Right-hander Matt Harvey, the 2010 first-round pick out of the University of North Carolina, may be the top healthy pitching prospect at this point. And he has been wildly successful at Class A St. Lucie, producing a 4-1 record and 1.10 ERA in six starts. But that merely merits a promotion in the immediate future to Double-A Binghamton, not a jump to the major league level -- not without an intermediate stop or two at the upper levels of the minors, anyway.

So you may start hearing more about mid-level prospect Josh Stinson, who had a 2.57 ERA in four starts with Buffalo at the end of last year, but who has not duplicated that success so far this season with the Bisons. Or you may start hearing about Jeurys Familia, who just made the jump from St. Lucie to Binghamton.

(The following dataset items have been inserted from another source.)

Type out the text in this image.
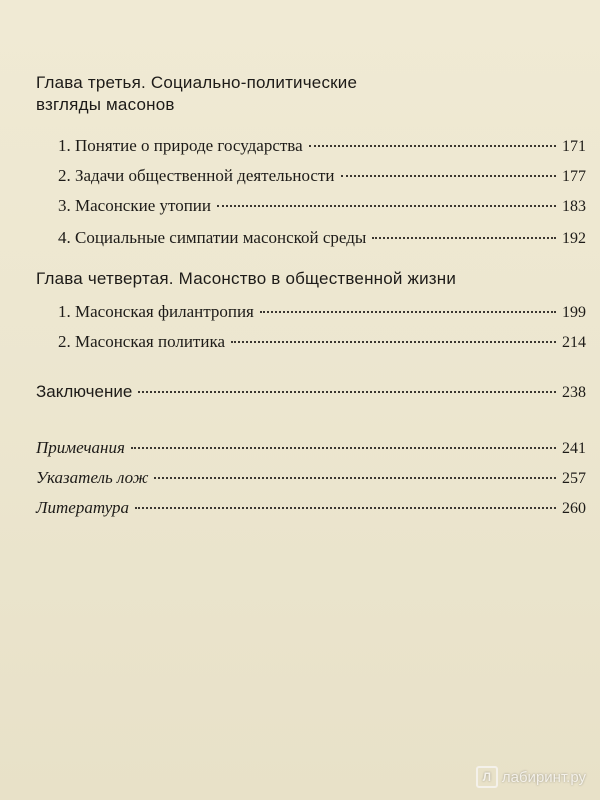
Глава третья. Социально-политические
взгляды масонов
1. Понятие о природе государства	171
2. Задачи общественной деятельности	177
3. Масонские утопии	183
4. Социальные симпатии масонской среды	192
Глава четвертая. Масонство в общественной жизни
1. Масонская филантропия	199
2. Масонская политика	214
Заключение	238
Примечания	241
Указатель лож	257
Литература	260
Л лабиринт.ру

The Mets even dipped to the independent Atlantic League last week and signed 36-year-old right-hander Brian Sweeney, formerly of the Seattle Mariners . He made his Buffalo debut Monday, surrendering three homers while being charged with five runs (four earned) in six innings against the Yankees' Triple-A affiliate.

"This is part of the deal," assistant GM John Ricco said, referring to the litany of starting pitching injuries. "You deal with these injuries. And you know that going in -- that you try to build up as much depth as possible. Dillon Gee is a guy who has stepped in and done very well so far for us. And we have other pitchers in the organization who will step up as well."